Lead Section Editor Sophie Poredos asks the question; are you a raging bisexual? If so, you may qualify as a villainess.
You roam the streets at night searching for your next victim, with your bared fangs and fresh blood staining your teeth. Once you find your whimpering fool hidden in a dingy alleyway, you flash your devilish smile (shade Mac Ruby Roo) and whisper sweet nothings in his ear. He is utterly beguiled with you, under your spell of seduction as you lure him back into your dungeon with velvet sheets, smelling of jasmine and sex. Before his fantasies are reached, and as his desire is peaked, you ultimately devour him, tearing at his skin. You are depraved, unhinged, and morally corrupt.
That’s the image I perceived of bisexuals after watching Jennifer’s Body, the Joker, and Lady Gaga’s cameo in American Horror Story: Hotel. Bisexuals are represented as unbelievably horny, to the point of behaving in depraved cannibal rituals, as well as the always threatening cheating partner, used mostly as a cheap plot device – I’m looking at you, Jules in The Kids are Alright.

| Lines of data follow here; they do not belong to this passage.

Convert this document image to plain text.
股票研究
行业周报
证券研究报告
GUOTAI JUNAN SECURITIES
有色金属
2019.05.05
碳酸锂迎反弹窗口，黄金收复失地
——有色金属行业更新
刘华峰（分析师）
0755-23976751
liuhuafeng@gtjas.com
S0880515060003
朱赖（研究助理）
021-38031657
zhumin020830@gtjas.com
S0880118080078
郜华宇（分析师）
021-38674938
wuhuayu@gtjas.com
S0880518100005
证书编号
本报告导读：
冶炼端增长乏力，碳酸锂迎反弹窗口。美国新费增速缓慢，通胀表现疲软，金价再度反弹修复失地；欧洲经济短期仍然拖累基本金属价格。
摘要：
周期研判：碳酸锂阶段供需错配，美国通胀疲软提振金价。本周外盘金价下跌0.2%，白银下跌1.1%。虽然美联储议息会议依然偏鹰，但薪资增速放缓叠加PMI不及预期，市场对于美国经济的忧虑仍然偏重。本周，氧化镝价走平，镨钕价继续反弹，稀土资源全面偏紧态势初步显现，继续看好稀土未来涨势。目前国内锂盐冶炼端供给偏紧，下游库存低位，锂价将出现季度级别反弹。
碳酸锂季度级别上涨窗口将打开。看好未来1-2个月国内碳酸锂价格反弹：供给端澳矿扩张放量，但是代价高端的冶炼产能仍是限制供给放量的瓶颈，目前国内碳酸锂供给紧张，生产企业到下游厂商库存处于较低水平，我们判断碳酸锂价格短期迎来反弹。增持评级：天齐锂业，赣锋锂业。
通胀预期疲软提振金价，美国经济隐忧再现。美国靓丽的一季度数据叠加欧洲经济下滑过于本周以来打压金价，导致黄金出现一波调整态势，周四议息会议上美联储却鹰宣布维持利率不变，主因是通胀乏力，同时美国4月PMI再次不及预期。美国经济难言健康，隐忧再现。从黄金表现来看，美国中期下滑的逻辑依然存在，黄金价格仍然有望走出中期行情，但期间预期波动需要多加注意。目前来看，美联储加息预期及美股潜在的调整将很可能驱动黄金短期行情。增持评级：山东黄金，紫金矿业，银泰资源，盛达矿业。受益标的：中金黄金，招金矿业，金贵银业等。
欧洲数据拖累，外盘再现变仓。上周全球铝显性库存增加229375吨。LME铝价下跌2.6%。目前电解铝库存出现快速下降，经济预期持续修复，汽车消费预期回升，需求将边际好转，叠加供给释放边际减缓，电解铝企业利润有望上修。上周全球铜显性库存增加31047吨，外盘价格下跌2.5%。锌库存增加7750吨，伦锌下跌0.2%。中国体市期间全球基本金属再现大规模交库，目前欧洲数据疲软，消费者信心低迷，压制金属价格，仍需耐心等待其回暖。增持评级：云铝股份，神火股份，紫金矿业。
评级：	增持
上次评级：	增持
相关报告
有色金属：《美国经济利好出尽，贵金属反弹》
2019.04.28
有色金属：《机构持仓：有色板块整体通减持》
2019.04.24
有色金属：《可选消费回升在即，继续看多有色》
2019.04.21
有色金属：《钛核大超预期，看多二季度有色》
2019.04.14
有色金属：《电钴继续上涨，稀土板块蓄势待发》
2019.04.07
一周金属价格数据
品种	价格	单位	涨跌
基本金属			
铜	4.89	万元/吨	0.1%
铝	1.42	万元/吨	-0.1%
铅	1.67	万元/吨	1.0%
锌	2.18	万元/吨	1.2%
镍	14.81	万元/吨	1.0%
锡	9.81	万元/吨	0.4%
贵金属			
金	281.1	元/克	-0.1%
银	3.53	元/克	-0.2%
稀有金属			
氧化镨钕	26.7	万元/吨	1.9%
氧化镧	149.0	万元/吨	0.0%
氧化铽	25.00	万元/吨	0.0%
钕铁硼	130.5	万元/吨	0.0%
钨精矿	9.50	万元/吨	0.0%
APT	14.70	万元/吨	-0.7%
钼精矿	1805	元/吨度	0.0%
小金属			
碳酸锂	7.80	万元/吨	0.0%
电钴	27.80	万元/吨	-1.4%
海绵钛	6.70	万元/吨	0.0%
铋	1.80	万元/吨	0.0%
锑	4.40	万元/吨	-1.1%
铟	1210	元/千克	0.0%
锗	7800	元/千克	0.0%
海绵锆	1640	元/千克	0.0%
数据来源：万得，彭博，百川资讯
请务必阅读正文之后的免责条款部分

As a bisexual myself, I had to touch my lack of fangs and critique my lack of silk sheets, a life of debauchery is (sadly) far from the one I lead. Where is my erotic and unhinged love story filled with fantasy and bad decisions?
However, this story is not an ode to the sexualisation of bi characters nor the unanimous belief that they engage in adultery. At current, the representation of bisexual characters in the media is horrendous. As a marginalised community, the continuous portrayal of one’s sexuality as ‘morally ambiguous’, creates a sense of otherness whereby the audience should be threatened by the mere presence of a bisexual person and their ability to ‘seduce their partner’. Such hypersexuality encoded into their character’s DNA creates a forced expectation that bisexual women will sleep around and a forced promiscuity that transcends into reality - don’t even get me started on straight girls who make out in clubs for male attention! In fact, Zivony’s 2018 study directly correlates this statement, as “18 to 31 per cent of people believed that bisexual women were inherently hyper-sexual, promiscuous, or unable to be in monogamous relationships”. [1]
Of course then, it makes perfect sense to translate the ‘unable to decide’ narrative into an ‘unable to behave correctly’ one-dimensional character, whereby bisexual people are represented as sexual deviants as well as the ‘villian’ typecast. Despite bisexuals making up the majority of the LGBT population, only 28 per cent of LGBT characters represented were bisexual in GLAAD’ Annual 2015 report. Whilst that number may seem deceivingly high, only 4 per cent of regular characters on primetime broadcast television series were LGBT characters. [2]
Like lesbian characters, bi characters rarely get happy endings. According to an analysis of U.S television shows from 1976 to 2016, 11 per cent of those productions contained lesbian or bisexual characters. However, 35 per cent of those died and only 16 per cent had a happy ending, reinforcing unnecessary cultural norms that bisexuality is a bad decision. [3]
For many years, I knew I was wildly attracted to women but never could figure out what that label was and I was closeted until my teens. And how could I? When the only identity I had was to follow the madly confusing (and hormonal) beliefs in my heart? I truly couldn’t turn to books or films, whose representation of bi women were sexy femme fatales (who just might turn out to be vampires or demons).
Problematic bisexual characters are not limited to women alone; many male bi characters are also represented as sexually deviant and bordering on abusive, more likely to engage in BDSM. On another note though, please dear mass media, bring back slutty men - watching Pedro Pascal performing as raging bisexual Oberyn Martell in Game of Thrones, did unholy things to me.
Thankfully, us bi girlies do have some beautiful characters to relate to; Petra from Jane the Virgin and Rosa Parks from Brooklyn Nine-Nine, tastefully explore the misunderstandings of being an ‘unlikable’ or ‘cold’ woman, with their complex motivations making their characters more than just a ‘bitch’. Perhaps this alludes to the idea that the female gaze is a powerful tool in cinema and cannot be overlooked, especially when actresses have autonomy over their representation.
To all my unhinged bisexual readers, I salute you and your path to attraction to people as opposed to gender. Here’s a toast to living an unhinged villainess life, not because you are a bisexual, but because you deserve to express yourself in whatever capacity that may be.
ENDNOTES
[1] Zivony, Alon. Saguy Tamar. Stereotype Deduction About Bisexual Women, The Journal of Sex Research, 55:4-5, pg. 666-678, DOI: 10.1080/00224499.2018.1437116, 2018.